Resigned, Gemma turned back to her task and began aligning the shakers along a brown, plastic tray, defeat pounding hard against her ribs.
Maybe I have no right. But, if I did, there might be something I could say to her, something I could say about Nathan that would make things better. For Nathan’s sake.
The telephone rang. Charlene’s voice called from the kitchen, “Gemma! Phone’s for you!”

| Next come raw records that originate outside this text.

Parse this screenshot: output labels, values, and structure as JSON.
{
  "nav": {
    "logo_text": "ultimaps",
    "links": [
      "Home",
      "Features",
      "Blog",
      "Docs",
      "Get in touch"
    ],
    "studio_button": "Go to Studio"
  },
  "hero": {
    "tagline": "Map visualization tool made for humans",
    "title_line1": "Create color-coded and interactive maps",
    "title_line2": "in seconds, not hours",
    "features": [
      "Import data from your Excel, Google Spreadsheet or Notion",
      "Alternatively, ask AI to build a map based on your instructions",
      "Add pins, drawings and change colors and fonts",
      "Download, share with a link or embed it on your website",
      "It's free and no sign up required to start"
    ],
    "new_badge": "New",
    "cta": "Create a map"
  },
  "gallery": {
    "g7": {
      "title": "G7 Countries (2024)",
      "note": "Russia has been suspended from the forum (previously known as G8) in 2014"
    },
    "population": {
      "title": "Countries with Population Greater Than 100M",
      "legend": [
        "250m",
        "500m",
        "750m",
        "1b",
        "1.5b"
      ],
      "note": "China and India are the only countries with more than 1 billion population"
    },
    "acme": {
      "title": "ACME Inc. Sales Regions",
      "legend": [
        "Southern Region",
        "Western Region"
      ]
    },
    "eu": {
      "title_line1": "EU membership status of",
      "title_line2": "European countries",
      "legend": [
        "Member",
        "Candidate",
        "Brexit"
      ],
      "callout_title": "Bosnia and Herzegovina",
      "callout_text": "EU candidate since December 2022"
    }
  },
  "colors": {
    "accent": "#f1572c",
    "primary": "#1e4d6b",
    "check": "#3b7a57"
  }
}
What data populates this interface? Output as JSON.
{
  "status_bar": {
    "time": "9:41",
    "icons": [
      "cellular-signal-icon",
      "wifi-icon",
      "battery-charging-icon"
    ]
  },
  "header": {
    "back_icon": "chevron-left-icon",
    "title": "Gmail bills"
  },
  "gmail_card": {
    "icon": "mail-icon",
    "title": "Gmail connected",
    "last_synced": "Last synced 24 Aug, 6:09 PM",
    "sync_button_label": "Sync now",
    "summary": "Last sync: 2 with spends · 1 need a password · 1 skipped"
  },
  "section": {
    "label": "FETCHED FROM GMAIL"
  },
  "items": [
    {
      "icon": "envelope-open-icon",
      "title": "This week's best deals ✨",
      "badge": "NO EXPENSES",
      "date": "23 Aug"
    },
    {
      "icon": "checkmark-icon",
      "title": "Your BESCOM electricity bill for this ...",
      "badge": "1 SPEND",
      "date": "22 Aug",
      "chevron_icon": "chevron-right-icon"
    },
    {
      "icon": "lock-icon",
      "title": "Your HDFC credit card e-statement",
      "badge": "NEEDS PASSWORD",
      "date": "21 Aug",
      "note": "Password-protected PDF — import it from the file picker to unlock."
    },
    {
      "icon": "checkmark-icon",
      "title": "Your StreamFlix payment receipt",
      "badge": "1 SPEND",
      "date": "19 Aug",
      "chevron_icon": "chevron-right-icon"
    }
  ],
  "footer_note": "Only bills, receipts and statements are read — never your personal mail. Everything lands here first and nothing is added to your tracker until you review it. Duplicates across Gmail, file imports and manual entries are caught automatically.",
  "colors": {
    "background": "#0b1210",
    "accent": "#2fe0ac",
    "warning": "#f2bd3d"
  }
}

When she went to answer it, she could hear the loud whirr of an air-powered impact wrench in the background. “Gemma Franklin?” a man’s voice bellowed over the racket.
“Yes?” she hollered back.
“This is Bill at Sandhill Texaco. Wanted to let you know we found a rebuilt engine for your Toyota this morning.”
“You did?”
“We’re trucking it in from Sumner. Found an old one sitting on a shelf at Butch’s Repair over there. Can you imagine that?”
“You did?”
“Of course, I don’t know how long it’s going to take us to get the thing in. We haven’t gotten the old one out yet, and some of those bolts couldn’t be tighter if they’d been welded on.”
“What do you think?” Gemma talked loud so he could hear her over the noise. “Do you have an estimate? Any idea how long it will take?”
“That engine weighs over five hundred pounds. We’ll have to wench it up with something and drop it down in. I’d say it’s going to be a good three weeks at best,” he told her. “I’d say that’s a pretty good guess.”
Three weeks.
“Thank you,” she told him.
“I can’t believe we found that engine,” Bill told her. “All that, and it wasn’t even very far away.”
Three weeks seemed like no time at all.
Three weeks seemed like an eternity.
“Alva?” Gemma asked on her way out. “If you’ve got extra work to do around this place and Charlene doesn’t mind, I could sure use the hours. I’m going to need to pay off my car pretty soon.”
“I don’t mind, honey,” Charlene called out. “I don’t need extra hours these days. You got emergencies. I’m just sailing along.”